Irradiated tumours also exhibited a reduced tumour cell proliferation index compared with controls, from day 2 in the MRT group and day 5 in the conventional group. MRT resulted in lower proliferation rates, with maximum divergence on day 9 when the proliferation indices were 14.5% and 70.9%, for MRT and conventionally treated tumours, respectively.
Immunostaining excised tumour slices for senescence – in which cells no longer divide but are still metabolically active – revealed a marked increase in senescence after MRT from days 2 to 9, compared with the other groups of mice.
This MRT-induced senescence significantly enhances the production of chemokines involved in recruitment of monocytes (a white blood cell involved in immune processes) in tumour tissue, which the team confirmed using Bio-Plex immunoassays. This led to a massive influx of immune cells (macrophages, natural killer cells, CD4+ and CD8+ T lymphocytes) in MRT-treated tumours from day 5 to day 12, which can induce inflammatory and anti-tumour immune responses.
“We observed that the first tumour response after MRT was vascular damages and senescence,” says Potez. “We hypothesized that the high influx of immune cells, recruited by the senescence-associated secretory factors, caused the vasculature impairments.”

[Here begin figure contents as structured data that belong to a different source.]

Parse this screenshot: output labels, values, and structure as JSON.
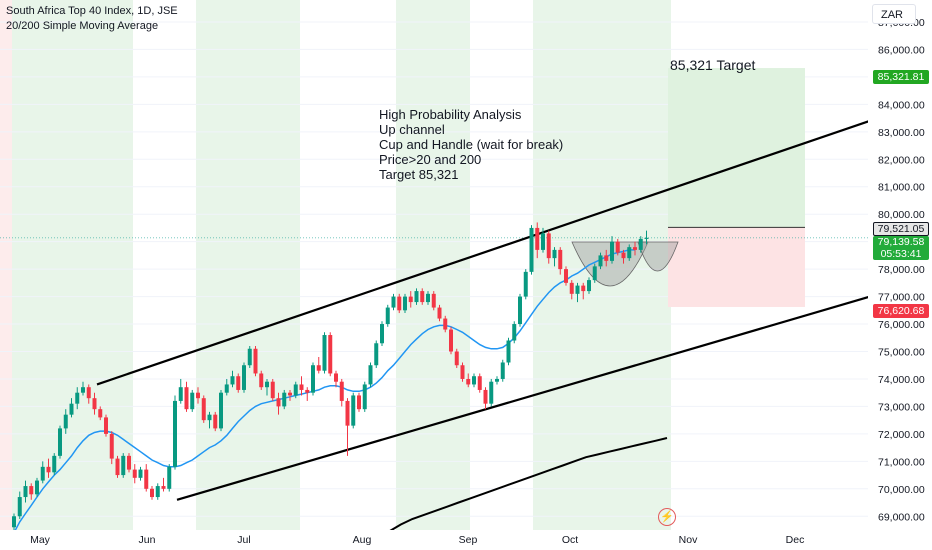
{
  "header": {
    "title": "South Africa Top 40 Index, 1D, JSE",
    "subtitle": "20/200 Simple Moving Average"
  },
  "currency": "ZAR",
  "annotation": {
    "lines": [
      "High Probability Analysis",
      "Up channel",
      "Cup and Handle (wait for break)",
      "Price>20 and 200",
      "Target 85,321"
    ]
  },
  "target_label": "85,321 Target",
  "price_tags": {
    "target": "85,321.81",
    "resistance": "79,521.05",
    "current": "79,139.58",
    "countdown": "05:53:41",
    "stop": "76,620.68"
  },
  "colors": {
    "up": "#089981",
    "down": "#f23645",
    "ma20": "#2196f3",
    "ma200": "#000000",
    "session_shade": "#e8f5e9",
    "target_zone": "#dff2df",
    "stop_zone": "#fde3e4"
  },
  "chart_data": {
    "type": "candlestick",
    "title": "South Africa Top 40 Index, 1D, JSE",
    "y_ticks": [
      69000,
      70000,
      71000,
      72000,
      73000,
      74000,
      75000,
      76000,
      77000,
      78000,
      79000,
      80000,
      81000,
      82000,
      83000,
      84000,
      85000,
      86000,
      87000
    ],
    "y_tick_labels": [
      "69,000.00",
      "70,000.00",
      "71,000.00",
      "72,000.00",
      "73,000.00",
      "74,000.00",
      "75,000.00",
      "76,000.00",
      "77,000.00",
      "78,000.00",
      "79,000.00",
      "80,000.00",
      "81,000.00",
      "82,000.00",
      "83,000.00",
      "84,000.00",
      "85,000.00",
      "86,000.00",
      "87,000.00"
    ],
    "ylim": [
      68500,
      87800
    ],
    "x_labels": [
      "May",
      "Jun",
      "Jul",
      "Aug",
      "Sep",
      "Oct",
      "Nov",
      "Dec"
    ],
    "candles": [
      [
        68600,
        69100,
        68500,
        69000
      ],
      [
        69000,
        69900,
        68900,
        69700
      ],
      [
        69700,
        70300,
        69500,
        70100
      ],
      [
        70100,
        70200,
        69600,
        69800
      ],
      [
        69800,
        70400,
        69700,
        70300
      ],
      [
        70300,
        71000,
        70200,
        70800
      ],
      [
        70800,
        71100,
        70400,
        70600
      ],
      [
        70600,
        71300,
        70500,
        71200
      ],
      [
        71200,
        72300,
        71100,
        72200
      ],
      [
        72200,
        72900,
        72000,
        72700
      ],
      [
        72700,
        73300,
        72600,
        73100
      ],
      [
        73100,
        73700,
        72900,
        73500
      ],
      [
        73500,
        73900,
        73400,
        73700
      ],
      [
        73700,
        73800,
        73100,
        73300
      ],
      [
        73300,
        73500,
        72700,
        72900
      ],
      [
        72900,
        73000,
        72500,
        72600
      ],
      [
        72600,
        72700,
        71900,
        72000
      ],
      [
        72000,
        72100,
        70900,
        71100
      ],
      [
        71100,
        71200,
        70400,
        70500
      ],
      [
        70500,
        71300,
        70400,
        71200
      ],
      [
        71200,
        71300,
        70600,
        70700
      ],
      [
        70700,
        70900,
        70200,
        70400
      ],
      [
        70400,
        70800,
        70300,
        70700
      ],
      [
        70700,
        70900,
        69900,
        70000
      ],
      [
        70000,
        70100,
        69600,
        69700
      ],
      [
        69700,
        70200,
        69600,
        70100
      ],
      [
        70100,
        70400,
        69900,
        70000
      ],
      [
        70000,
        70900,
        69900,
        70800
      ],
      [
        70800,
        73400,
        70700,
        73200
      ],
      [
        73200,
        74000,
        73100,
        73700
      ],
      [
        73700,
        73900,
        72800,
        72900
      ],
      [
        72900,
        73600,
        72800,
        73500
      ],
      [
        73500,
        73700,
        73100,
        73300
      ],
      [
        73300,
        73400,
        72400,
        72500
      ],
      [
        72500,
        72800,
        72200,
        72700
      ],
      [
        72700,
        72800,
        72100,
        72200
      ],
      [
        72200,
        73600,
        72100,
        73500
      ],
      [
        73500,
        74000,
        73400,
        73800
      ],
      [
        73800,
        74300,
        73700,
        74100
      ],
      [
        74100,
        74200,
        73500,
        73600
      ],
      [
        73600,
        74600,
        73500,
        74500
      ],
      [
        74500,
        75200,
        74400,
        75100
      ],
      [
        75100,
        75200,
        74100,
        74200
      ],
      [
        74200,
        74300,
        73600,
        73700
      ],
      [
        73700,
        74000,
        73400,
        73900
      ],
      [
        73900,
        74000,
        73200,
        73300
      ],
      [
        73300,
        73500,
        72700,
        73000
      ],
      [
        73000,
        73600,
        72900,
        73500
      ],
      [
        73500,
        73600,
        73200,
        73400
      ],
      [
        73400,
        73900,
        73300,
        73800
      ],
      [
        73800,
        74100,
        73400,
        73600
      ],
      [
        73600,
        73700,
        73200,
        73500
      ],
      [
        73500,
        74600,
        73400,
        74500
      ],
      [
        74500,
        74800,
        74200,
        74300
      ],
      [
        74300,
        75700,
        74200,
        75600
      ],
      [
        75600,
        75700,
        74100,
        74200
      ],
      [
        74200,
        74300,
        73700,
        73900
      ],
      [
        73900,
        74000,
        73000,
        73200
      ],
      [
        73200,
        73300,
        71200,
        72300
      ],
      [
        72300,
        73500,
        72200,
        73400
      ],
      [
        73400,
        73500,
        72800,
        72900
      ],
      [
        72900,
        73900,
        72800,
        73800
      ],
      [
        73800,
        74600,
        73700,
        74500
      ],
      [
        74500,
        75400,
        74400,
        75300
      ],
      [
        75300,
        76100,
        75200,
        76000
      ],
      [
        76000,
        76700,
        75900,
        76600
      ],
      [
        76600,
        77100,
        76500,
        77000
      ],
      [
        77000,
        77100,
        76400,
        76500
      ],
      [
        76500,
        77100,
        76400,
        77000
      ],
      [
        77000,
        77200,
        76600,
        76800
      ],
      [
        76800,
        77300,
        76700,
        77200
      ],
      [
        77200,
        77300,
        76700,
        76800
      ],
      [
        76800,
        77200,
        76700,
        77100
      ],
      [
        77100,
        77200,
        76500,
        76600
      ],
      [
        76600,
        76700,
        76100,
        76200
      ],
      [
        76200,
        76300,
        75700,
        75800
      ],
      [
        75800,
        75900,
        74900,
        75000
      ],
      [
        75000,
        75100,
        74400,
        74500
      ],
      [
        74500,
        74600,
        73900,
        74000
      ],
      [
        74000,
        74200,
        73700,
        73800
      ],
      [
        73800,
        74200,
        73700,
        74100
      ],
      [
        74100,
        74200,
        73500,
        73600
      ],
      [
        73600,
        73700,
        72900,
        73100
      ],
      [
        73100,
        74000,
        73000,
        73900
      ],
      [
        73900,
        74100,
        73800,
        74000
      ],
      [
        74000,
        74700,
        73900,
        74600
      ],
      [
        74600,
        75500,
        74500,
        75400
      ],
      [
        75400,
        76100,
        75300,
        76000
      ],
      [
        76000,
        77100,
        75900,
        77000
      ],
      [
        77000,
        78000,
        76900,
        77900
      ],
      [
        77900,
        79600,
        77800,
        79500
      ],
      [
        79500,
        79700,
        78400,
        78700
      ],
      [
        78700,
        79500,
        78600,
        79300
      ],
      [
        79300,
        79400,
        78200,
        78400
      ],
      [
        78400,
        78800,
        78100,
        78700
      ],
      [
        78700,
        78800,
        77800,
        78000
      ],
      [
        78000,
        78100,
        77400,
        77500
      ],
      [
        77500,
        77600,
        76900,
        77100
      ],
      [
        77100,
        77500,
        76800,
        77400
      ],
      [
        77400,
        77500,
        76900,
        77200
      ],
      [
        77200,
        77700,
        77100,
        77600
      ],
      [
        77600,
        78200,
        77500,
        78100
      ],
      [
        78100,
        78600,
        78000,
        78500
      ],
      [
        78500,
        78700,
        78100,
        78300
      ],
      [
        78300,
        79200,
        78200,
        79000
      ],
      [
        79000,
        79100,
        78500,
        78600
      ],
      [
        78600,
        78700,
        78200,
        78400
      ],
      [
        78400,
        78900,
        78300,
        78800
      ],
      [
        78800,
        79000,
        78500,
        78700
      ],
      [
        78700,
        79200,
        78600,
        79100
      ],
      [
        79100,
        79400,
        78900,
        79140
      ]
    ],
    "ma20": [
      68400,
      68800,
      69100,
      69400,
      69700,
      70000,
      70250,
      70500,
      70700,
      70950,
      71200,
      71500,
      71750,
      71950,
      72050,
      72100,
      72100,
      72050,
      71950,
      71800,
      71650,
      71500,
      71350,
      71200,
      71050,
      70950,
      70850,
      70800,
      70800,
      70850,
      70950,
      71050,
      71200,
      71350,
      71500,
      71600,
      71750,
      71950,
      72200,
      72450,
      72650,
      72850,
      73000,
      73100,
      73150,
      73200,
      73250,
      73300,
      73350,
      73400,
      73450,
      73500,
      73550,
      73600,
      73700,
      73750,
      73750,
      73700,
      73600,
      73550,
      73550,
      73600,
      73700,
      73850,
      74050,
      74300,
      74500,
      74750,
      75000,
      75250,
      75450,
      75650,
      75800,
      75900,
      75950,
      75950,
      75900,
      75800,
      75700,
      75550,
      75400,
      75250,
      75150,
      75100,
      75100,
      75150,
      75300,
      75500,
      75750,
      76050,
      76350,
      76650,
      76900,
      77150,
      77350,
      77500,
      77600,
      77750,
      77850,
      78000,
      78150,
      78250,
      78350,
      78450,
      78550,
      78600,
      78650,
      78700,
      78700
    ],
    "ma200": [
      65000,
      65400,
      65800,
      66200,
      66600,
      67000,
      67400,
      67800,
      68150,
      68450,
      68700,
      68900,
      69050,
      69200,
      69350,
      69500,
      69650,
      69800,
      69950,
      70100,
      70250,
      70400,
      70550,
      70700,
      70850,
      71000,
      71150,
      71250,
      71350,
      71450,
      71550,
      71650,
      71750,
      71850
    ],
    "channel_upper": {
      "from": [
        73800,
        "May"
      ],
      "to": [
        83400,
        "Dec"
      ]
    },
    "channel_lower": {
      "from": [
        69600,
        "Jun"
      ],
      "to": [
        77000,
        "Dec"
      ]
    },
    "target_price": 85321.81,
    "entry_price": 79521.05,
    "stop_price": 76620.68,
    "current_price": 79139.58
  }
}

The researchers suggest that MRT represents a promising candidate for new clinical trials to explore the clinical relevance of these anti-tumour effects. Currently, however, MRT is in the pre-clinical stage, including trials on pets with spontaneous tumours and on pigs, which provide a good intermediary between small lab animals and human patients.
Phase-contrast CT reveals impact of microbeam radiotherapy
Potez notes that due to the particular irradiation geometry of MRT, positioning and treatment planning are still under development for patients. “Also, MRT can only be performed at third-generation synchrotrons to fulfil the requested parameters, such as the dose rate and parallel-non divergent microbeams,” she says. “To be more accessible for patients, the development of compact sources is ongoing.”
In the next stage of this project, the researchers are characterizing the infiltrating immune cells. “We are also testing different treatment protocols with multiple irradiations and ports, and we are combining MRT with nanoparticle injection,” Potez tells Physics World.